Splitting data for Rural_Dominated_Flag...
  Train: 28 samples (Positive: 39.3%)
  Test:  8 samples (Positive: 37.5%)

Step 6 Complete


### STEP 7: FINAL VALIDATION & EXPORT

In [9]:
print("STEP 7: FINAL VALIDATION & EXPORT")

def validate_and_export(df_processed, splits, balanced_data):
    """Perform final validation and export preprocessed data"""
    
    print("\nPerforming final validation checks...")
    
    # Check 1: No missing values
    missing_count = df_processed.isnull().sum().sum()
    print(f"  Missing values: {missing_count}")
    
    # Check 2: All numerical features scaled
    numerical_cols = df_processed.select_dtypes(include=['float64', 'int64']).columns
    for col in numerical_cols:
        if 'Flag' not in col and 'Region_' not in col:
            col_std = df_processed[col].std()
            col_mean = df_processed[col].mean()
            if abs(col_mean) > 10 or col_std > 10:
                print(f"  ⚠ Warning: {col} may not be properly scaled (mean={col_mean:.2f}, std={col_std:.2f})")
    
    # Check 3: Binary flags intact
    binary_cols = [col for col in df_processed.columns if 'Flag' in col]
    for col in binary_cols:
        unique_vals = df_processed[col].unique()
        if not set(unique_vals).issubset({0, 1}):
            print(f"  ⚠ Warning: {col} has non-binary values: {unique_vals}")
    
    print("\nValidation complete")
    
    # Export preprocessed data
    print("\nExporting preprocessed datasets...")
    
    # 1. Main preprocessed dataset
    df_processed.to_csv('ml_preprocessed_full.csv', index=False)
    print("  ml_preprocessed_full.csv")
    
    # 2. Export train-test splits for each target
    for target, split_data in splits.items():
        # Train set
        train_df = pd.DataFrame(split_data['X_train'])
        train_df[target] = split_data['y_train']
        train_df.to_csv(f'ml_train_{target}.csv', index=False)
        
        # Test set
        test_df = pd.DataFrame(split_data['X_test'])
        test_df[target] = split_data['y_test']
        test_df.to_csv(f'ml_test_{target}.csv', index=False)
        
        print(f"  ml_train_{target}.csv & ml_test_{target}.csv")
    
    # 3. Export balanced datasets for imbalanced targets
    for target, balanced in balanced_data.items():
        balanced_df = pd.DataFrame(balanced['X'])
        balanced_df[target] = balanced['y']
        balanced_df.to_csv(f'ml_balanced_{target}.csv', index=False)
        print(f"  ml_balanced_{target}.csv")
    
    print("\n" + "="*80)
    print("PREPROCESSING PIPELINE COMPLETE")
    print("="*80)
    
    # Summary statistics
    print("\nFinal Dataset Summary:")
    print(f"  Total samples: {len(df_processed)}")
    print(f"  Total features: {len(df_processed.columns)}")
    print(f"  Engineered features: {len([c for c in df_processed.columns if 'Interaction' in c or 'Squared' in c or 'Region_' in c])}")
    print(f"  Binary targets: {len(binary_cols)}")
    print(f"  Balanced datasets created: {len(balanced_data)}")
    
    return df_processed

# Execute Step 7
print("\nExecuting Step 7...")

final_data = validate_and_export(ml_data_engineered, data_splits, balanced_data)
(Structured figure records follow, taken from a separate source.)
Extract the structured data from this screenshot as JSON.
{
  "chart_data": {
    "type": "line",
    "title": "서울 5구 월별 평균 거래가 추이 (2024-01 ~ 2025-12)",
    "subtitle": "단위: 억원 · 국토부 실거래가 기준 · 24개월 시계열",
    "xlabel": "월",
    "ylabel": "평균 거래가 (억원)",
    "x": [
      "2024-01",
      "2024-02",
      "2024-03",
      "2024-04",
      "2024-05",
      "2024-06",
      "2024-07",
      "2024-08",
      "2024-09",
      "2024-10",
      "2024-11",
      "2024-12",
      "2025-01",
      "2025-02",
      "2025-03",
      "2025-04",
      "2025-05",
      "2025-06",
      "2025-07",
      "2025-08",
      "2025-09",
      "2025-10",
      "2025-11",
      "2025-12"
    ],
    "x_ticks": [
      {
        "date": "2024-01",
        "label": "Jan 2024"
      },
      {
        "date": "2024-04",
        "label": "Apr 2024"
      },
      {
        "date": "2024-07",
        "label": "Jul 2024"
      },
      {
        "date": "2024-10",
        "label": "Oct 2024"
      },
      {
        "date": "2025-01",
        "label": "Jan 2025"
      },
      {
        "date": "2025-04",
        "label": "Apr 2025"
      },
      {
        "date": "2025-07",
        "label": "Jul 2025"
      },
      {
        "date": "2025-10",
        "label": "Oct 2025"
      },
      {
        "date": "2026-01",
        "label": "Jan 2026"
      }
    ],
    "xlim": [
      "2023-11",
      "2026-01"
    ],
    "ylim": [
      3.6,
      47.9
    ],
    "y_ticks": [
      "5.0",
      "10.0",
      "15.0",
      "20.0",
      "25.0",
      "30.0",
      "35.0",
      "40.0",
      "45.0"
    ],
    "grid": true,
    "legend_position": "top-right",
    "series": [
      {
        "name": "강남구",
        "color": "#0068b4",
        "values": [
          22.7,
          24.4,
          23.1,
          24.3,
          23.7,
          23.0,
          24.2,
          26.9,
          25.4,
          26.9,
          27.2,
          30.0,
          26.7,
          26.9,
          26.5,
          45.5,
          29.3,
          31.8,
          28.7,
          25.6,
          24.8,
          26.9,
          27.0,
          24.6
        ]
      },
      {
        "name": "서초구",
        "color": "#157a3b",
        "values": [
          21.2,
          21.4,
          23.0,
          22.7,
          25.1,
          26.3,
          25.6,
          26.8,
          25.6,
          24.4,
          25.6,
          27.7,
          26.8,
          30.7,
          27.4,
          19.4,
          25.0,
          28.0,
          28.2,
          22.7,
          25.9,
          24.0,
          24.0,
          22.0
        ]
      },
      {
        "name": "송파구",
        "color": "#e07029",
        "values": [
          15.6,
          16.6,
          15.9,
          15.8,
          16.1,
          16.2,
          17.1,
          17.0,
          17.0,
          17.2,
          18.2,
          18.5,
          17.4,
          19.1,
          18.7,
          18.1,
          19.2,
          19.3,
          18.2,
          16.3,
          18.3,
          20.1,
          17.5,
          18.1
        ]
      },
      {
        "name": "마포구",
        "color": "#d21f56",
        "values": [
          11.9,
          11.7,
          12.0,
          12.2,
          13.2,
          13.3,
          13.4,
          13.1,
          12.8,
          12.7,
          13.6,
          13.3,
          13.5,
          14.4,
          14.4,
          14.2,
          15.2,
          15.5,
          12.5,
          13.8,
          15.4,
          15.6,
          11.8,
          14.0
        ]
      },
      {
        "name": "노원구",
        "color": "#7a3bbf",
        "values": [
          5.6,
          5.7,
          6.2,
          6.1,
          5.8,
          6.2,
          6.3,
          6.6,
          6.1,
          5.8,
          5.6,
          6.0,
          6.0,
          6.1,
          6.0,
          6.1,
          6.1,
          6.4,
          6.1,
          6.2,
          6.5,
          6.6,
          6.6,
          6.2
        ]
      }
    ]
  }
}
print("\nALL PREPROCESSING STEPS COMPLETED SUCCESSFULLY!")

STEP 7: FINAL VALIDATION & EXPORT

Executing Step 7...

Performing final validation checks...
  Missing values: 0

Validation complete

Exporting preprocessed datasets...
  ml_preprocessed_full.csv
  ml_train_High_Operative_Flag.csv & ml_test_High_Operative_Flag.csv
  ml_train_High_Growth_Flag.csv & ml_test_High_Growth_Flag.csv
  ml_train_High_RuPay_Flag.csv & ml_test_High_RuPay_Flag.csv
  ml_train_High_Balance_Flag.csv & ml_test_High_Balance_Flag.csv
  ml_train_Rural_Dominated_Flag.csv & ml_test_Rural_Dominated_Flag.csv

PREPROCESSING PIPELINE COMPLETE

Final Dataset Summary:
  Total samples: 36
  Total features: 61
  Engineered features: 8
  Binary targets: 5
  Balanced datasets created: 0

ALL PREPROCESSING STEPS COMPLETED SUCCESSFULLY!